Una maglia stretta attorno a una settantina di migranti (alcuni dei quali costretti a vivere in regime di clandestinità) da un sodalizio criminale composto da cittadini marocchini e turchi. Aguzzini finiti nel mirino della procura di Perugia, che ha posto sotto indagine quattro persone, mentre una quinta è finita agli arresti domiciliari. Nel loro confronti l’ipotesi di accusa mossa dal procuratore Raffaele Cantone è di intermediazione illecita e sfruttamento del lavoro, con violazione delle leggi nazionali sul lavoro e della sicurezza sul lavoro. Gli indagati, legati da vincoli familiari, sono proprietari di due aziende nel Perugino.

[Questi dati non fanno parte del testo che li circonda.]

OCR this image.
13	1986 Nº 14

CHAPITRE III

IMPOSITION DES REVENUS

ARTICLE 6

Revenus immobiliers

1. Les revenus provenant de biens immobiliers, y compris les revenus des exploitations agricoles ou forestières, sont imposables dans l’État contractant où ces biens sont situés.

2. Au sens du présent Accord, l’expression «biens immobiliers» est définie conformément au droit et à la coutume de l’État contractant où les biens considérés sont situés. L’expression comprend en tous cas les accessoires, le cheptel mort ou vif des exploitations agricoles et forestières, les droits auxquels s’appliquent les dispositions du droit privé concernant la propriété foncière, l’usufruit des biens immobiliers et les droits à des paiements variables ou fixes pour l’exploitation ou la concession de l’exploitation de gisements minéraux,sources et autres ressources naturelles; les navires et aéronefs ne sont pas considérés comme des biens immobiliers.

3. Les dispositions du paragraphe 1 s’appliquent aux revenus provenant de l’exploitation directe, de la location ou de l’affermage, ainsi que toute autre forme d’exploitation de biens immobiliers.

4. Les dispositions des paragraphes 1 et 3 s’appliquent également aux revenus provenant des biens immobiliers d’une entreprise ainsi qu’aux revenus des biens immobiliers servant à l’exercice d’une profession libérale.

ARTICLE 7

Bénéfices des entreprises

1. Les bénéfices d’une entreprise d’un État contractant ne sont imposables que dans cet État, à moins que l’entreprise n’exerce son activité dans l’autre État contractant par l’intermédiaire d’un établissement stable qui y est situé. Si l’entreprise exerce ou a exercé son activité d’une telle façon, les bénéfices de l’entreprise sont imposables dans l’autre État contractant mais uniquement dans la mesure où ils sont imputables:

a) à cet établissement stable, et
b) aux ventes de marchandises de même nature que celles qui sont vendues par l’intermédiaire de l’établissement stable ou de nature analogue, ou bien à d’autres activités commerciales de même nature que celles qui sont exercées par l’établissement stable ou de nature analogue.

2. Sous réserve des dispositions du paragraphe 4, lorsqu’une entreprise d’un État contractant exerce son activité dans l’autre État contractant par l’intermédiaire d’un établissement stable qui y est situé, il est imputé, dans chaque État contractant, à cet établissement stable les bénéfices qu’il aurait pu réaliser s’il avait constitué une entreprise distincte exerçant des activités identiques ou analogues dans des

I lavoratori agricoli erano impiegati tra l’Umbria, Arezzo, Siena e Grosseto. Gli inquirenti, coadiuvati dal Nucleo carabinieri ispettorato del lavoro, si sono mossi a seguito di una segnalazione partita da «Società cooperativa sociale» di Perugia che opera nel settore dell’assistenza sociale e dell’aiuto alle vittime di tratta e sfruttamento. L’avviso riguardava un cittadino nigeriano clandestino soggetto a sfruttamento lavorativo e abusi da parte degli indagati. Per smascherare l’attività illecita le indagini sono andate avanti un anno, cercando di raccogliere tutti gli elementi utili a chiudere il cerchio.
Da quanto emerso, i lavoratori venivano prelevanti dai dormitori, nello specifico casolari fatiscenti, stipati in furgoni e trasportati nei terreni agricoli. Non potevano vantare alcuni diritto garantito, come pasti, ferie pagate o riposi. Per non parlare della sicurezza sul lavoro, attestata da documentazione falsa presentata da uno dei titolari di una delle aziende agricole coinvolte. A questo proposito, la procura ha emesso un decreto di perquisizione contro il centro di formazione che aveva emesso i documenti, portando all’incriminazione della titolare e di due collaboratori per aver emesso certificazioni di sicurezza fasulle.
Sulla pelle dei lavoratori sfruttati, gli indagati erano riusciti a costruire un proficuo giro di affari. Nell’operazione sono stati sequestrati 230mila euro, oltre ai furgoni utilizzati per i traffici.